= Albert Grenier =

Canadian pianist, academic, and university administrator

Joseph Jacques Albert Grenier (31 August 1939, Shawinigan – 26 February 2026, Beaconsfield) is a Canadian pianist, academic, and university administrator. From 1979–1998 he was director of the Conservatoire de musique du Québec à Montréal (CMM).

==Life and career==
Grenier studied piano with Georges Savaria both privately and at the CMM from 1952–1957. After earning a bachelor's degree from the Université de Montréal in 1957, he pursued further studies with Jean Doyen and Vlado Perlemuter at the Conservatoire de Paris. In 1960 he was given honourable mention at the Maria Canals International Music Competition in Spain.

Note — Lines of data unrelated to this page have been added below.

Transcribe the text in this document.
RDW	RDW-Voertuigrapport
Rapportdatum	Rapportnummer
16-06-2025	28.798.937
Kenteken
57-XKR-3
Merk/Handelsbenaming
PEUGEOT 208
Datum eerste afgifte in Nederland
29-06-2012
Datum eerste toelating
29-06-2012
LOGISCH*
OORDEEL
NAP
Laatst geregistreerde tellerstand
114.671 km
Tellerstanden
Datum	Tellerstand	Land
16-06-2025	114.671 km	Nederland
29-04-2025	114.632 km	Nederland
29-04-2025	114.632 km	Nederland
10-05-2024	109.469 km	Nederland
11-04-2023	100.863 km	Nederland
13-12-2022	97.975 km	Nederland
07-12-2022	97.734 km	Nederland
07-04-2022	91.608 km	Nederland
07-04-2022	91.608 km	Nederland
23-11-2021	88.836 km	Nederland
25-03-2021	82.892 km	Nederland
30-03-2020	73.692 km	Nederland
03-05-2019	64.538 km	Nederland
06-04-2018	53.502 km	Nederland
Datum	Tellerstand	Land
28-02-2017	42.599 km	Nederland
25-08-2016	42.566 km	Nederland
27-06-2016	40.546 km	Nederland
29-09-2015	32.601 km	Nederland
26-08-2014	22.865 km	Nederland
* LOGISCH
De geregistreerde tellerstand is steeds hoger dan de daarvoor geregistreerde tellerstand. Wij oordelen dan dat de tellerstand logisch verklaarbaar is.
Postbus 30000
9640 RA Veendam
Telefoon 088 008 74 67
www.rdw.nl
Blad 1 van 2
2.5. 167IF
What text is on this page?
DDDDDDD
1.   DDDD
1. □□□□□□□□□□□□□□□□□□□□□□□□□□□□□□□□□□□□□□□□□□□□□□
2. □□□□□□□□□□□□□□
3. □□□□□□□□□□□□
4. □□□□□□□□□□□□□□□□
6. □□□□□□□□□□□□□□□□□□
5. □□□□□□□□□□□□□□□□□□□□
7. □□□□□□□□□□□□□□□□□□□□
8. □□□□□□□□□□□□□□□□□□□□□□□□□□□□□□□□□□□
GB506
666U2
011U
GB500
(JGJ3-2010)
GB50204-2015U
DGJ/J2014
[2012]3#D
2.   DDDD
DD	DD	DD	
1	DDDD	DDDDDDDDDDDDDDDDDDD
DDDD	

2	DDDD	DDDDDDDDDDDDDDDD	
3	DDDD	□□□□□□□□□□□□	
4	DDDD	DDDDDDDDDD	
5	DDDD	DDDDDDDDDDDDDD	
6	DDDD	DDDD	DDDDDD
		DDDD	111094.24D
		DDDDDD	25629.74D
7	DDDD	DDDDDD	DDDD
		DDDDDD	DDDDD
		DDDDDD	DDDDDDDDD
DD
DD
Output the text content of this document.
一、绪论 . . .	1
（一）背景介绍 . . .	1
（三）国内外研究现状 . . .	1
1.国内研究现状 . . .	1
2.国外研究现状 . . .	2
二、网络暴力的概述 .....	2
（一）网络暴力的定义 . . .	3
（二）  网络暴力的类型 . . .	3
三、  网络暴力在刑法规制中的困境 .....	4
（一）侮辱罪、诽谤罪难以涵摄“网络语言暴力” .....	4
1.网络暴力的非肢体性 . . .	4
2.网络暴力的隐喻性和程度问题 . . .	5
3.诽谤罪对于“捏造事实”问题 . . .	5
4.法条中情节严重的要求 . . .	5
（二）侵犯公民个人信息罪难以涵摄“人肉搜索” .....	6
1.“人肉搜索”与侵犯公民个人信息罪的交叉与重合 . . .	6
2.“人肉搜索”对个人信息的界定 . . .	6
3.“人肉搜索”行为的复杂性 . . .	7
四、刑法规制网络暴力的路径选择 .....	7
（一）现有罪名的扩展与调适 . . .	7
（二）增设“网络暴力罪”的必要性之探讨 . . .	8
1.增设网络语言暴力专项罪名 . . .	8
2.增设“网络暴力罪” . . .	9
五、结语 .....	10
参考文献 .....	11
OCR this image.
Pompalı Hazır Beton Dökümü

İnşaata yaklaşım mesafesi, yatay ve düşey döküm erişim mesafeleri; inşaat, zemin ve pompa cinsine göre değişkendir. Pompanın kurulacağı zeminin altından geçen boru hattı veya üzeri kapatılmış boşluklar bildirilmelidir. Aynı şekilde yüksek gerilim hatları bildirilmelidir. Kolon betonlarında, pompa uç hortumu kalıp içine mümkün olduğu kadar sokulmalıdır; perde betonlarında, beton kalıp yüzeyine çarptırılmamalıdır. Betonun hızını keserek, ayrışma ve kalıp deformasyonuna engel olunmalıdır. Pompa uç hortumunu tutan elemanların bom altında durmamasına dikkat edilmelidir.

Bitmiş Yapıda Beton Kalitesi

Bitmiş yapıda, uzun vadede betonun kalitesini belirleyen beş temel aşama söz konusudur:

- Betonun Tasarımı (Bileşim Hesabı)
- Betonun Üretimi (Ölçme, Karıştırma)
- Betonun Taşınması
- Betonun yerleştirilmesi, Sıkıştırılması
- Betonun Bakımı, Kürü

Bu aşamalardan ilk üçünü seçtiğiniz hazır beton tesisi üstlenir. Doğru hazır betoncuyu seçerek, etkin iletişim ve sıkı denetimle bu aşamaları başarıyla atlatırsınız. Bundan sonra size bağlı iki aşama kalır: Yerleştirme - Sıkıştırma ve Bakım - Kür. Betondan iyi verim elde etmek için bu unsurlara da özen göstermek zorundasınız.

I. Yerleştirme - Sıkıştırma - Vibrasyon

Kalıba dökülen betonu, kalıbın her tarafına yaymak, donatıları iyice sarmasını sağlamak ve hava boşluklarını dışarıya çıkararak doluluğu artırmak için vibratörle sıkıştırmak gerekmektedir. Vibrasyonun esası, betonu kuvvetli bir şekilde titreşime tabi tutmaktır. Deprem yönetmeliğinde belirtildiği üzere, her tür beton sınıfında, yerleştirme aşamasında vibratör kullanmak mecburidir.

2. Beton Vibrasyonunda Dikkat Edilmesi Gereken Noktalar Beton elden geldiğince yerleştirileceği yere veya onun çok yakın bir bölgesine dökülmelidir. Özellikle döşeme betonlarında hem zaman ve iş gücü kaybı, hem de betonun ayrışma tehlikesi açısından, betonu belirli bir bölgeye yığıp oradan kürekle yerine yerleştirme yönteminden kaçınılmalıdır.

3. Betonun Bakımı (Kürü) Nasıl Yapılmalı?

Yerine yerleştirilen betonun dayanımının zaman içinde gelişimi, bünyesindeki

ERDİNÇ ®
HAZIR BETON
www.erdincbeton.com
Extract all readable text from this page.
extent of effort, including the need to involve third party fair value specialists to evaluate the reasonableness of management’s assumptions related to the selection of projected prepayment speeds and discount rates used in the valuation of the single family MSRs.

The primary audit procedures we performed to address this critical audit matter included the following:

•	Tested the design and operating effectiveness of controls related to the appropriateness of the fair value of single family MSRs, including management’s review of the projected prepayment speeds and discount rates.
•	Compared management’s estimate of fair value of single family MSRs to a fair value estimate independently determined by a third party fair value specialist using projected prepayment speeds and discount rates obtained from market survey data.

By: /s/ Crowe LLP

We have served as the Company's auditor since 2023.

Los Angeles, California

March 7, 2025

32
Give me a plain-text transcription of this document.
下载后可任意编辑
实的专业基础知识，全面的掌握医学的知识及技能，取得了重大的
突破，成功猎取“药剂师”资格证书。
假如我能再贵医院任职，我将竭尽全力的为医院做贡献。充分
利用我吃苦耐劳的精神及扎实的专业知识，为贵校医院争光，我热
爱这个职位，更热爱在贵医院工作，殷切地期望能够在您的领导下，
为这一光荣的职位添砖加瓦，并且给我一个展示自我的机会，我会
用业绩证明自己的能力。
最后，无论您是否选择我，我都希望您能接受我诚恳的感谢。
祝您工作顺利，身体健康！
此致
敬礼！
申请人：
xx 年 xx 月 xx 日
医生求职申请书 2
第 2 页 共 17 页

From 1962–1964 he was a pupil in the graduate program at the Badische Hochschule für Musik in Karlsruhe where he studied under Yvonne Loriod and earned a Master of Music degree in 1964.

Grenier actively worked as a concert pianist from 1962–1973, during which time he performed in concerts and recitals throughout Canada, France, and Germany. He was a soloist with Badische Staatskapelle, the CBC Quebec Chamber Orchestra, and Orchestre Symphonique de Québec among other orchestras. From 1967–1974 he taught acoustics and piano at the Cégep de Saint-Laurent and from 1967–1974 he taught on the piano faculty at the Université de Montréal (UM). While teaching at the UM he also earned a doctorate from that school in 1971 with his dissertation entitled 'Sonate pour deux pianos de Bruce Mather.